Thursday, August 2, 2007

Michigan Blues


It's blueberry season in Michigan again. Since we visited Michigan early this year, we not only missed the yearly raspberry picking, but the blueberry frenzy as well. That would be the picking, the cleaning, the canning and freezing and baking of everything blueberry. Oh, and let's not forget the eating of everything blueberry, too! Here's a Haibun* I wrote last year about the blueberry pickin' season in Michigan.


Michigan Blues

This Michigan morning is bone-chilling. Blueberries shiver to shake off their jackets of dew drops and puff their purple bellies toward the sun. For some, this will be their last tanning session before the pickers come. Errant blackberry bushes push their way between blueberries, tempting the bees. If the sun hits the patch just right, it's like looking through a kaleidoscope of dripping purple, pulsing blue and nipple-hard red orbs.

rows of braided arms
offer sun-sweet blue droplets
tempting teased taste buds

From behind the bushes, straw hats form a conga-line bobbing up and down like horses on a merry-go-round. As if the blueberry bushes were barbers, conversation flows sweet as creek water. Grandmothers exchange pie and jam recipes, swap stories about their grandchildren and complain about the crops while popping one berry after another off the bushes. Before the pies rise and bubble, and before the jams are canned, the berries hear an earful. While grannies pick handfuls for their buckets strung by rope around their ever-expanding waistlines, a few land on their salivating palates, just for good measure.

weighing blueberries
farmers grin at the grannies'
purple stained smiles

This Michigan morning, the sun has won its battle with the moon. The grannies go home to their kitchens where their straw hats are replaced by recipe-stained aprons. No measuring cups are needed in these kitchens. A pinch of cinnamon by frail, translucent fingers. A dash of salt by trembling, age-speckled hands.
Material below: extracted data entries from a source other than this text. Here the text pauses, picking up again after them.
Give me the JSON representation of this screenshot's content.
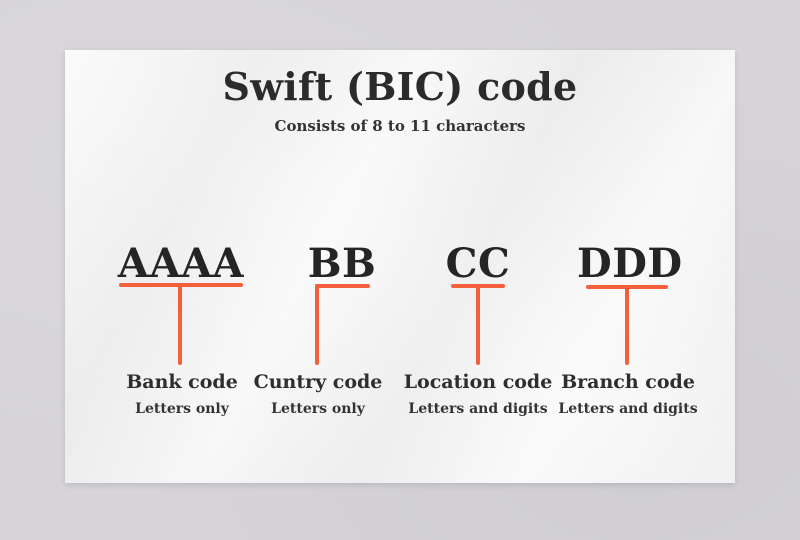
{
  "title": "Swift (BIC) code",
  "subtitle": "Consists of 8 to 11 characters",
  "accent_color": "#f4603c",
  "segments": [
    {
      "code": "AAAA",
      "label": "Bank code",
      "description": "Letters only"
    },
    {
      "code": "BB",
      "label": "Cuntry code",
      "description": "Letters only"
    },
    {
      "code": "CC",
      "label": "Location code",
      "description": "Letters and digits"
    },
    {
      "code": "DDD",
      "label": "Branch code",
      "description": "Letters and digits"
    }
  ]
}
A bi-focaled eye knows exactly how much sugar, and strong loose-skinned arms knead the dough. Blueberry pie that only a grandmother can bake will bring a family together tonight. Oh, sure, there are recipe cards in the cupboard, and they all have the same ingredients: equal parts of love.

hair white as flour
her apron spans a lifetime -
her heart, a harvest moon


*Haibun:
A Haibun is a combination of prose and haiku poems. Its focus is often on everyday experiences, but sometimes it focuses on a journey, keeping in the the style of the originator of haibun, a Japanese monk named Basho, who kept travel journals.